Electronic supplementary material from The use and misuse of herbarium specimens in evaluating plant extinction risks

Herbarium specimens provide verifiable and citable evidence of the occurrence of particular plants at particular points in space and time, and are vital resources for assessing extinction risk in the tropics, where plant diversity and threats to plants are greatest. We reviewed approaches to assessing extinction risk in response to the Convention on Biological Diversity's Global Strategy for Plant Conservation Target 2: an assessment of the conservation status of all known plant species by 2020. We tested five alternative approaches, using herbarium-derived data for trees, shrubs and herbs in five different plant groups from temperate and tropical regions. All species were previously fully assessed for the IUCN Red List.
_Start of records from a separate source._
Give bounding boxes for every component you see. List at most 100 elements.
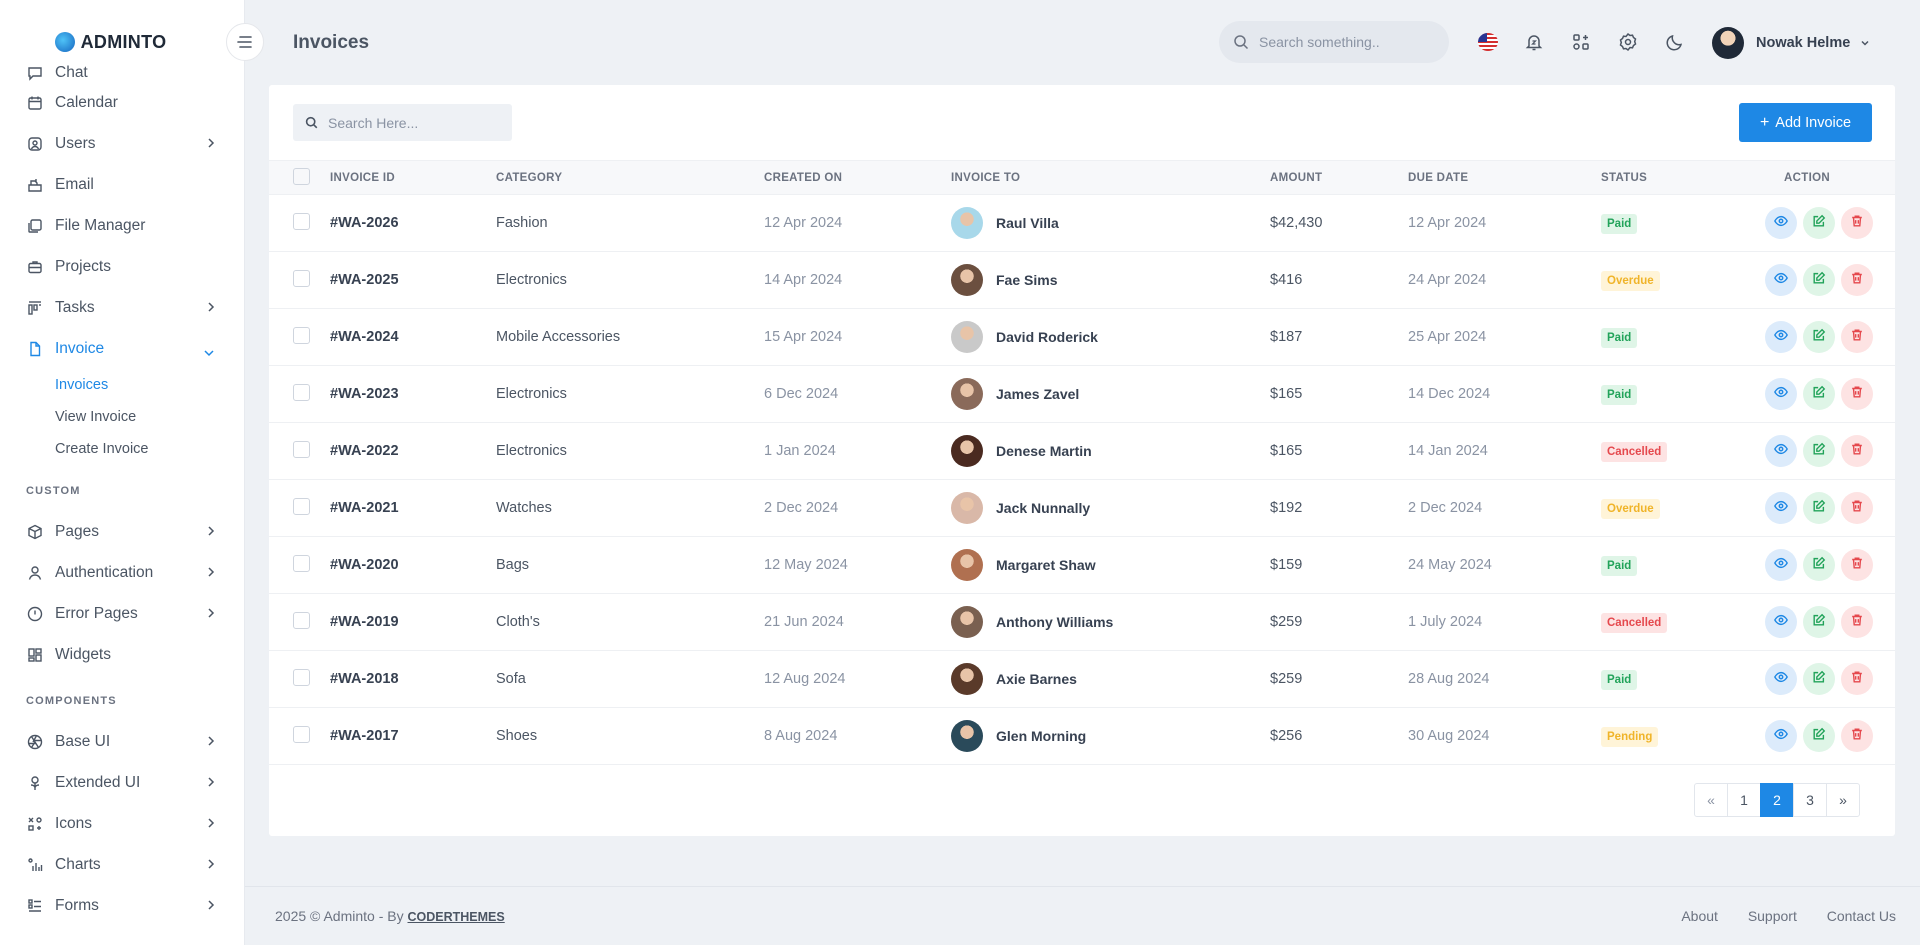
forms-icon [26, 897, 44, 915]
delete-button[interactable] [1841, 606, 1873, 638]
notification-bell-icon[interactable] [1522, 30, 1546, 54]
add-invoice-button[interactable]: + Add Invoice [1739, 103, 1872, 142]
footer-link-support[interactable]: Support [1747, 908, 1797, 924]
edit-button[interactable] [1803, 549, 1835, 581]
table-search[interactable] [293, 104, 512, 141]
global-search-input[interactable] [1259, 34, 1429, 50]
view-button[interactable] [1765, 720, 1797, 752]
pagination-page-3[interactable]: 3 [1793, 783, 1827, 817]
delete-button[interactable] [1841, 492, 1873, 524]
edit-button[interactable] [1803, 606, 1835, 638]
view-button[interactable] [1765, 321, 1797, 353]
customer-name: Anthony Williams [996, 614, 1114, 630]
edit-button[interactable] [1803, 435, 1835, 467]
view-button[interactable] [1765, 549, 1797, 581]
view-button[interactable] [1765, 663, 1797, 695]
invoice-id[interactable]: #WA-2017 [330, 728, 399, 744]
user-menu[interactable]: Nowak Helme [1712, 27, 1870, 59]
global-search[interactable] [1219, 21, 1449, 63]
sidebar-subitem-invoices[interactable]: Invoices [55, 377, 109, 393]
edit-button[interactable] [1803, 663, 1835, 695]
view-button[interactable] [1765, 606, 1797, 638]
row-checkbox[interactable] [293, 668, 310, 686]
invoice-id[interactable]: #WA-2019 [330, 614, 399, 630]
edit-button[interactable] [1803, 720, 1835, 752]
brand-logo[interactable]: ADMINTO [0, 0, 244, 84]
delete-button[interactable] [1841, 549, 1873, 581]
sidebar-item-users[interactable]: Users [0, 123, 244, 164]
sidebar-item-forms[interactable]: Forms [0, 885, 244, 926]
table-search-input[interactable] [328, 114, 508, 131]
view-button[interactable] [1765, 435, 1797, 467]
sidebar-subitem-create-invoice[interactable]: Create Invoice [55, 441, 149, 457]
row-checkbox[interactable] [293, 497, 310, 515]
delete-button[interactable] [1841, 663, 1873, 695]
sidebar-item-email[interactable]: Email [0, 164, 244, 205]
flag-us-icon[interactable] [1478, 33, 1498, 51]
sidebar-item-base-ui[interactable]: Base UI [0, 721, 244, 762]
sidebar-item-chat[interactable]: Chat [0, 56, 244, 82]
view-button[interactable] [1765, 264, 1797, 296]
delete-button[interactable] [1841, 378, 1873, 410]
row-checkbox[interactable] [293, 326, 310, 344]
invoice-id[interactable]: #WA-2018 [330, 671, 399, 687]
sidebar-toggle-button[interactable] [226, 23, 264, 61]
dark-mode-moon-icon[interactable] [1663, 30, 1687, 54]
row-checkbox[interactable] [293, 269, 310, 287]
delete-button[interactable] [1841, 321, 1873, 353]
sidebar-item-projects[interactable]: Projects [0, 246, 244, 287]
sidebar-item-icons[interactable]: Icons [0, 803, 244, 844]
delete-button[interactable] [1841, 207, 1873, 239]
sidebar-item-label: Tasks [55, 298, 95, 316]
invoice-id[interactable]: #WA-2021 [330, 500, 399, 516]
codethemes-link[interactable]: CODERTHEMES [407, 910, 505, 924]
footer-link-contact[interactable]: Contact Us [1826, 908, 1896, 924]
row-checkbox[interactable] [293, 383, 310, 401]
row-checkbox[interactable] [293, 440, 310, 458]
pagination-page-2[interactable]: 2 [1760, 783, 1794, 817]
invoice-id[interactable]: #WA-2022 [330, 443, 399, 459]
trash-icon [1850, 442, 1864, 460]
view-button[interactable] [1765, 378, 1797, 410]
row-checkbox[interactable] [293, 611, 310, 629]
sidebar-subitem-view-invoice[interactable]: View Invoice [55, 409, 137, 425]
sidebar-item-authentication[interactable]: Authentication [0, 552, 244, 593]
delete-button[interactable] [1841, 264, 1873, 296]
invoice-id[interactable]: #WA-2024 [330, 329, 399, 345]
trash-icon [1850, 385, 1864, 403]
chevron-right-icon [207, 606, 215, 624]
sidebar-item-error-pages[interactable]: Error Pages [0, 593, 244, 634]
invoice-id[interactable]: #WA-2026 [330, 215, 399, 231]
invoice-id[interactable]: #WA-2025 [330, 272, 399, 288]
sidebar-item-calendar[interactable]: Calendar [0, 82, 244, 123]
row-checkbox[interactable] [293, 725, 310, 743]
sidebar-item-widgets[interactable]: Widgets [0, 634, 244, 675]
edit-button[interactable] [1803, 378, 1835, 410]
edit-button[interactable] [1803, 321, 1835, 353]
settings-gear-icon[interactable] [1616, 30, 1640, 54]
pagination-prev[interactable]: « [1694, 783, 1728, 817]
invoice-id[interactable]: #WA-2020 [330, 557, 399, 573]
apps-icon[interactable] [1569, 30, 1593, 54]
select-all-checkbox[interactable] [293, 167, 310, 185]
footer-link-about[interactable]: About [1681, 908, 1718, 924]
delete-button[interactable] [1841, 720, 1873, 752]
sidebar-item-file-manager[interactable]: File Manager [0, 205, 244, 246]
delete-button[interactable] [1841, 435, 1873, 467]
sidebar-item-invoice[interactable]: Invoice [0, 328, 244, 369]
view-button[interactable] [1765, 492, 1797, 524]
sidebar-item-charts[interactable]: Charts [0, 844, 244, 885]
view-button[interactable] [1765, 207, 1797, 239]
pagination-page-1[interactable]: 1 [1727, 783, 1761, 817]
sidebar-item-tasks[interactable]: Tasks [0, 287, 244, 328]
edit-button[interactable] [1803, 264, 1835, 296]
edit-button[interactable] [1803, 207, 1835, 239]
sidebar-item-pages[interactable]: Pages [0, 511, 244, 552]
invoice-id[interactable]: #WA-2023 [330, 386, 399, 402]
edit-button[interactable] [1803, 492, 1835, 524]
row-checkbox[interactable] [293, 554, 310, 572]
widgets-icon [26, 646, 44, 664]
pagination-next[interactable]: » [1826, 783, 1860, 817]
sidebar-item-extended-ui[interactable]: Extended UI [0, 762, 244, 803]
row-checkbox[interactable] [293, 212, 310, 230]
We found significant variation in the accuracy with which different approaches classified species as threatened or not threatened. Accuracy was highest for the machine learning model (90%) but the least data-intensive approach also performed well (82%). Despite concerns about spatial, temporal and taxonomic biases and uncertainties in herbarium data, when specimens represent the best available evidence for particular species, their use as a basis for extinction risk assessment is appropriate, necessary and urgent. Resourcing herbaria to maintain, increase and disseminate their specimen data is essential to guide and focus conservation action.This article is part of the theme issue ‘Biological collections for understanding biodiversity in the Anthropocene’.